Alice is the youngest daughter of Lord Chris Patten of Barnes, the 28th and last British Governor General of Hong Kong. And her tears on that historical night of June 1997, when Hong Kong was handed over to China, still remain the abiding image of Britain's retreat from its last post.
Rang de Basanti is her first film after several television and theatre roles. Its opening weekend set a box-office record and it is still in the Indian Top Ten.
Tells Alice: "It's a very different kind of Indian film — not your typical Bollywood fare. There are no big song-and-dance sequences, which is a shame, in a way, because I would have liked to have had that experience. But there is one party scene where there's music. I try and join in with the dancing and look fairly foolish."
Last year Antonia Bernath, 23, was cast fresh from drama school in Subhash Ghai's Kisna: The Warrior Poet.
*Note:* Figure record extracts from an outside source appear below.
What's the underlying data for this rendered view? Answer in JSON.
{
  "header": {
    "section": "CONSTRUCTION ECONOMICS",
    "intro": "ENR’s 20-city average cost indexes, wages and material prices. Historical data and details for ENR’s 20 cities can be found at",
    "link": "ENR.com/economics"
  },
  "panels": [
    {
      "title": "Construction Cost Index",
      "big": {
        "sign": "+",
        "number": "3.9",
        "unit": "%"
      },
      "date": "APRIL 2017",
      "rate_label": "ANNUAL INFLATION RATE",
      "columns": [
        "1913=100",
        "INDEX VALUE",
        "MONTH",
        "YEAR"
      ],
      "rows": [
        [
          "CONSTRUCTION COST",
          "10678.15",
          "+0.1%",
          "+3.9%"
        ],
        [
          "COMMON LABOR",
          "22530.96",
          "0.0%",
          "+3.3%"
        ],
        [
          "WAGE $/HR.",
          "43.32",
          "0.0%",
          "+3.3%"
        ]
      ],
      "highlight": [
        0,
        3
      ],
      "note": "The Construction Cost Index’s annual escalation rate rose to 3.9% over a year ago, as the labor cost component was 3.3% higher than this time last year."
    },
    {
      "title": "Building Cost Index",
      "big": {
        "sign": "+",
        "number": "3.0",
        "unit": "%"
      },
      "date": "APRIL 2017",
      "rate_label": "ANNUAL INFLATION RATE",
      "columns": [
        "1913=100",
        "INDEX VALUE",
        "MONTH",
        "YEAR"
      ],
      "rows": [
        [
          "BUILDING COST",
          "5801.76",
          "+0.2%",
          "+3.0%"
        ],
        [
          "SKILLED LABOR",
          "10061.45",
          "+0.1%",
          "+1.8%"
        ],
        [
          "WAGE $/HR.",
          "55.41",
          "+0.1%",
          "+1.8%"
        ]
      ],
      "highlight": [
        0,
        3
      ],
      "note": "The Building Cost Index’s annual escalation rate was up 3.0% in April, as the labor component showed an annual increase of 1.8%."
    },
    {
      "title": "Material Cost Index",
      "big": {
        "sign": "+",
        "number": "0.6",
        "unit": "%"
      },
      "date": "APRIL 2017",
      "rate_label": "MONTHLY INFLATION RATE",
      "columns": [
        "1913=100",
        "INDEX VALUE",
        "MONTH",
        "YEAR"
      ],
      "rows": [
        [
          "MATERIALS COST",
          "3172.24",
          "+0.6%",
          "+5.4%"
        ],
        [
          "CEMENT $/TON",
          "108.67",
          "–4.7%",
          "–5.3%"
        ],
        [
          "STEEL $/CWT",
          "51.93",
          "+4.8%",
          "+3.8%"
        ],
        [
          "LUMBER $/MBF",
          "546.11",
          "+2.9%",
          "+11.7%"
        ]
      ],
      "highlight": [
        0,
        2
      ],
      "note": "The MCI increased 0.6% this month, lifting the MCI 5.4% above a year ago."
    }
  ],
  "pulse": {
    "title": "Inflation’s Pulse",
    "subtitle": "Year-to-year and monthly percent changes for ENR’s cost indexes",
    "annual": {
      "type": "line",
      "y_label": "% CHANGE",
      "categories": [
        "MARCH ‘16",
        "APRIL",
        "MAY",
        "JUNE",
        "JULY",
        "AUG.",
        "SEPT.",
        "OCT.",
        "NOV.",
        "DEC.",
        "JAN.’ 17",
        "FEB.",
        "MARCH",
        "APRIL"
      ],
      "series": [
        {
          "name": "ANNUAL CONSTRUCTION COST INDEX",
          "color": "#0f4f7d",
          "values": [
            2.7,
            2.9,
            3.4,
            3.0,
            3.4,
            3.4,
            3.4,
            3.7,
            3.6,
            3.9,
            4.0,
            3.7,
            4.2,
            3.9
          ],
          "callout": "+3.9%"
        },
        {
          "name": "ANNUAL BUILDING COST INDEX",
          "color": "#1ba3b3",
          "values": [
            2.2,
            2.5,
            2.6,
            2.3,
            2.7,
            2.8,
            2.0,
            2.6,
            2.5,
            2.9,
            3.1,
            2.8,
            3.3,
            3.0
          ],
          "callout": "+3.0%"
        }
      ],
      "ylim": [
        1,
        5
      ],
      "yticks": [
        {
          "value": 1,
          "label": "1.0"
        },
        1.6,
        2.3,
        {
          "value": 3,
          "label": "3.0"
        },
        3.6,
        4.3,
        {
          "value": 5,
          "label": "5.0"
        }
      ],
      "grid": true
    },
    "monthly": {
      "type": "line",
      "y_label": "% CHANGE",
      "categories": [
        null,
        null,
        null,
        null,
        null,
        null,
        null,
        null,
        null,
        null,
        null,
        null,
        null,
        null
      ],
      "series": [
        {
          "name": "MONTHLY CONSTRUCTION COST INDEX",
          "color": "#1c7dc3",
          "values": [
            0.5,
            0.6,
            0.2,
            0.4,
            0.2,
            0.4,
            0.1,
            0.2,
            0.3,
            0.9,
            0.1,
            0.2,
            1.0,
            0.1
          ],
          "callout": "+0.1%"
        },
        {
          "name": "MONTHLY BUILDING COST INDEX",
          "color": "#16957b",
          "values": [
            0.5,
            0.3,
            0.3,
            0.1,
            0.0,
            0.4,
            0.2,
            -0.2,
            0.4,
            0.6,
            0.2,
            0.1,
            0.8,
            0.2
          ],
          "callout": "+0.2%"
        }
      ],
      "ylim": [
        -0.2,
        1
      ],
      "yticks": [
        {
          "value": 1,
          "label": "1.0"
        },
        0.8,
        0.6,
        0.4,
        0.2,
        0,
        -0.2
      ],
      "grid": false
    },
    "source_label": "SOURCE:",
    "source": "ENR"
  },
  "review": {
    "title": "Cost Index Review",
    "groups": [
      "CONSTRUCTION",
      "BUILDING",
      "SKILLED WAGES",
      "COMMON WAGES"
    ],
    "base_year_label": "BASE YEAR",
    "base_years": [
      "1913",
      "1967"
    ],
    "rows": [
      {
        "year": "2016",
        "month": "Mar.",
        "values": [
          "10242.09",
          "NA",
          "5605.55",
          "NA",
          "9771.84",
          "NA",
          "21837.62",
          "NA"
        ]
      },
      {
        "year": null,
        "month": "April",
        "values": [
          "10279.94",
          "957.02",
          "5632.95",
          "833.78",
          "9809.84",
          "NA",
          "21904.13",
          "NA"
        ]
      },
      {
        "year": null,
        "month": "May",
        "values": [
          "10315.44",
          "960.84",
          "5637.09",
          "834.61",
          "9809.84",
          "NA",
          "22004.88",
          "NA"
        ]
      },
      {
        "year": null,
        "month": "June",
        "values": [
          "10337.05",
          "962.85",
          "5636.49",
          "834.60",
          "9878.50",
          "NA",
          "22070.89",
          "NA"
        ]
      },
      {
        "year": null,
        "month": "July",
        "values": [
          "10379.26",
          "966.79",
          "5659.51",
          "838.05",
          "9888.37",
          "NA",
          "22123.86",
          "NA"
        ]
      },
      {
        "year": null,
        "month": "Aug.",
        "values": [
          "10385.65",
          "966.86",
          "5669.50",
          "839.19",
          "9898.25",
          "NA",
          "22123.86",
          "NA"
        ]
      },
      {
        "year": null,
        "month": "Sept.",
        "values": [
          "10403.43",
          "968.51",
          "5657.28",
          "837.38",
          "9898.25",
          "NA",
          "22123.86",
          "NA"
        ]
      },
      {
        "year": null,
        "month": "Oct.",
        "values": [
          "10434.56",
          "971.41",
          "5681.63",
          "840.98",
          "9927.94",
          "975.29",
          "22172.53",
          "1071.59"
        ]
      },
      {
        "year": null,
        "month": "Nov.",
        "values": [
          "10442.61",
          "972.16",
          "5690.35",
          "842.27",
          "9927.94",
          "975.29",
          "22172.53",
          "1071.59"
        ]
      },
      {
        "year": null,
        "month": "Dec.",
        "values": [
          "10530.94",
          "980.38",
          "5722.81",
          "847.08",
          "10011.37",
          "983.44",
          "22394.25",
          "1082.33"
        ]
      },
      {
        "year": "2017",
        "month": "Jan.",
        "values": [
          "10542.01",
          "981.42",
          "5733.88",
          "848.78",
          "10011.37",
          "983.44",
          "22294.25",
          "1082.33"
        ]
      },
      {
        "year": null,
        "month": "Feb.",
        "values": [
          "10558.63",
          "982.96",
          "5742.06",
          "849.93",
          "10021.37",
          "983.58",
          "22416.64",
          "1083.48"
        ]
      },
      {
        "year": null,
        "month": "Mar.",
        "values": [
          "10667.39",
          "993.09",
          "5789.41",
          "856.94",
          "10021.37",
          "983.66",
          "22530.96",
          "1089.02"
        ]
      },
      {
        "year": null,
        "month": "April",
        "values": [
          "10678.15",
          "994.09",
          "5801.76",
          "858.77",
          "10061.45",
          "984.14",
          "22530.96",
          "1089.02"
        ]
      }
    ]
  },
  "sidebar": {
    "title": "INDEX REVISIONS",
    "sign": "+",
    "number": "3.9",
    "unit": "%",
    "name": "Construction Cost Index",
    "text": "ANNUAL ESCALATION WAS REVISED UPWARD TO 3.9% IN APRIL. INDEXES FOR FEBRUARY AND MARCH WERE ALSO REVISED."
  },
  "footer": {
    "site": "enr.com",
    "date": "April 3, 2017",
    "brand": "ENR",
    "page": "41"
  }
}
Toby Stephens, the son of Dame Maggie Smith, played a British army officer in The Rising, which centred on the events leading up to the Indian Mutiny of 1857, and Sophie Dahl and Saffron Burrows have both made Indian films.
But it is Alice Patten who has arguably made the biggest breakthrough, as her father, now the Chancellor of Oxford University, has discovered. "Films like these are making people across (the world) sit up and take notice," he told the Times of India yesterday.
Ms Patten said: "My father's out in India at the moment on Oxford business. He's being hailed as Alice Patten's dad, and about time, too!"